Logikanya adalah, ketika rakyat
melek baca maka mereka otomatis mengetahui hak dan kewajiban dan mampu
mengkritik pelaku pemerintahan kapan dan di mana pun. Pola pikir demikian masih
ada sehingga seringkali buku-buku yang diproduksi negara sering kali
menyesatkan dan lebih memberikan kewajiban ketimbang hak. Kewajiban membayar
pajak disampaikan diberbagai tempat smenetara hak mendapatkan informasi tentang
kemana uang pajak itu digunakan. Menarik ketika PBNU mengeluarkan statemen
boikot pajak sebagai protes. Organisasi ini mewakili komunitas yang melek
baca-nya rendah kemudian diadvokasi oleh elit-elit yang tercerahkan. Ini
disebut dengan kedaulatan rakyat yang dihasilkan oleh meningkatnya melek baca.

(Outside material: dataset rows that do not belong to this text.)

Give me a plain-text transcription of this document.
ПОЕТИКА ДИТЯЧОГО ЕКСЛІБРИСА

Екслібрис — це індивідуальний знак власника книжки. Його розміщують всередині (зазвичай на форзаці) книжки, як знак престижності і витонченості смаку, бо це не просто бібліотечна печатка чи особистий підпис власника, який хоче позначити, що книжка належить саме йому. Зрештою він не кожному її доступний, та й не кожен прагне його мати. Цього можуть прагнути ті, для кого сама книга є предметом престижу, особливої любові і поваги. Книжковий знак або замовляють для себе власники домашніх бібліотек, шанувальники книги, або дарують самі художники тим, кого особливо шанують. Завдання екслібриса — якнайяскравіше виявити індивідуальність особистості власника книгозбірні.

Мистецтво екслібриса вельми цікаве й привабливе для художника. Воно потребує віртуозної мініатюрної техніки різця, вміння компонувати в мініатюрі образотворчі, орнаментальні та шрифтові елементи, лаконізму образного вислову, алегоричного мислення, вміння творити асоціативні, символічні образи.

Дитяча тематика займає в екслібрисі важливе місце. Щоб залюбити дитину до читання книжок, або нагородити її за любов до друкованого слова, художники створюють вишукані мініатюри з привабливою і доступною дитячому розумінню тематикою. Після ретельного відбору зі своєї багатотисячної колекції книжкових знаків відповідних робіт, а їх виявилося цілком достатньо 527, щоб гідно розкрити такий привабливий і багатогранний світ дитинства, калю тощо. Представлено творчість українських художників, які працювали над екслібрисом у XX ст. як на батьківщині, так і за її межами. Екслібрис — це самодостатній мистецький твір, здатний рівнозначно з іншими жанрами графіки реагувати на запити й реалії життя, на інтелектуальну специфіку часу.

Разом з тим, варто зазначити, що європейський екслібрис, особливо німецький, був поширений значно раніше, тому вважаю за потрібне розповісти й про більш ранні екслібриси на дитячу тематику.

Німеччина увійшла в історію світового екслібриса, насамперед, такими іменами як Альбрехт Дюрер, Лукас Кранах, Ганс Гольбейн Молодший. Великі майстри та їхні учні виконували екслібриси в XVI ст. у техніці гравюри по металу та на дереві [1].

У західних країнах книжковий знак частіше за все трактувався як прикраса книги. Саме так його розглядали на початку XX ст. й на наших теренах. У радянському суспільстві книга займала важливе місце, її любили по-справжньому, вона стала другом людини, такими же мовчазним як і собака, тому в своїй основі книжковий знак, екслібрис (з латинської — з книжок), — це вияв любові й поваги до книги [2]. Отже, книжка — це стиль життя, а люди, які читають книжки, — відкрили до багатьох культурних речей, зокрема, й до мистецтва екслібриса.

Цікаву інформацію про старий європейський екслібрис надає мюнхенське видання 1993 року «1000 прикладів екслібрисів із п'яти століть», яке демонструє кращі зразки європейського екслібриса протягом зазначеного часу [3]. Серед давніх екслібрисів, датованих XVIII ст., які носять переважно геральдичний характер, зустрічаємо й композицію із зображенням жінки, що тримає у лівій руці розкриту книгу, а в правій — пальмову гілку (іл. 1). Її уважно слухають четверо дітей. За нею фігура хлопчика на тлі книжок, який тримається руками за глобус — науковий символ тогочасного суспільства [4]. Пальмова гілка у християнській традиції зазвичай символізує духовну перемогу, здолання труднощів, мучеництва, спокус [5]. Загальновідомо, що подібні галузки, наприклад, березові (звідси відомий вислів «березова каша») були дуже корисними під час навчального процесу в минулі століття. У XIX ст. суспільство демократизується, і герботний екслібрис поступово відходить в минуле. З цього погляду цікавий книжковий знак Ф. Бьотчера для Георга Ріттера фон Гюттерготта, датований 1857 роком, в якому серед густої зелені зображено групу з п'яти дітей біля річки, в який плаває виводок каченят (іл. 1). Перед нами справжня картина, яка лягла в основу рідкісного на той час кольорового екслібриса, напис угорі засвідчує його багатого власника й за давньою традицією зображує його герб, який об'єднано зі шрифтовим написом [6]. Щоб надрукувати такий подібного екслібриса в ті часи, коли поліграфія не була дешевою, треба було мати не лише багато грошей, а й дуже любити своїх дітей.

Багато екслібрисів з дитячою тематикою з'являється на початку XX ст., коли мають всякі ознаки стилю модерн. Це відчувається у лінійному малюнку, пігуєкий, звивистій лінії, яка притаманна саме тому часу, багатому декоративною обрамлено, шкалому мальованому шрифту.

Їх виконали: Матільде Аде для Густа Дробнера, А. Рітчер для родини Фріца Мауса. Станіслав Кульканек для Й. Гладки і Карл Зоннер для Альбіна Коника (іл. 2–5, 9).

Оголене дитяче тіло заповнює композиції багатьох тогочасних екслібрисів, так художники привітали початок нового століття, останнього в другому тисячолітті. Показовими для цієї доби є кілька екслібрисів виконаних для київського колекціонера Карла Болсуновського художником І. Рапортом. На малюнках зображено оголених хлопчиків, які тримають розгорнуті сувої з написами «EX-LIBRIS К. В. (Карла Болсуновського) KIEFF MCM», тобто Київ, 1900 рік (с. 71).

Perpustakaan Rakyat yang kita
imajinasikan adalah perpustakaan yang menjadi pusat belajar yang manusiawi. Perpustakaan tidak lagi diartikan sebagai
institusi milik orang terdidik, kelas menengah, dan tidak identik dengan
rakyat. Apa maksudnya pusat belajar yang manusiawi?
Setidaknya ada 3 syarat
perpustakaan manusiawi. Pertama, perpustakaan komunitas yang mana rasa memiliki
sudah merasuki denyut nadi masyarakat itu sendiri. Kebijakan membangun
perpustakaan rakyat walau disubsidi negara (top down) tetapi rakyat/komunitas
itu harus lebih aktif dan sebagai pengambil kebijakan. Negara juga harus
memfasilitasi berupa hal-hal yang tidak dapat diatasi oleh masyarakat itu
sendiri. Kedua, tidak diskriminatif.
Perpustakaan adalah rumah bersama yang menjadi tempat belajar apa saja dan
dengan siapa saja. Pemahaman bahwa semua orang adalag guru dan setiap tempat
adalah sekolah merupakan nilai yang harus ditekankan. Dan ketiga, berorientasi
penyadaran, pemberdayaan, dan pembelaan.
Dalam hal referensi, perpustakaan
rakyat juga harus berisi buku-buku pengetahuan yang dapat dimanfaatkan oleh
rakyat seperti komunitas pertanian harus dilengkapi dengan buku-buku terkait
pertanian agar lebih berkembang. Begitu juga di komunitas nelayan, industry,
buruh, TKI/W, pengrajin dan seterusnya. Perpustakaan rakyat mempunyai visi
memberdayakan dan membelajarkan tanpa skat-skat identitas kelas, pekerjaan, dan
budaya.
Jika perpustakaan rakyat dapat
dimasifikasi dan mampu memberikan pengetahuan yang beragam sehingga rakyat
melek wacana dan melek informasi tentu ini menjadi energy kebangkitan
tersendiri bagi bangsa. Jika dulu, rakyat dipersenjatai dengan cangkul dan arit
sekarang kita dapat mempersenjatai dengan buku (ilmu pengetahuan). Mari kita
mulai dari langkah kecil yang pasti melalui gerakan melek-baca!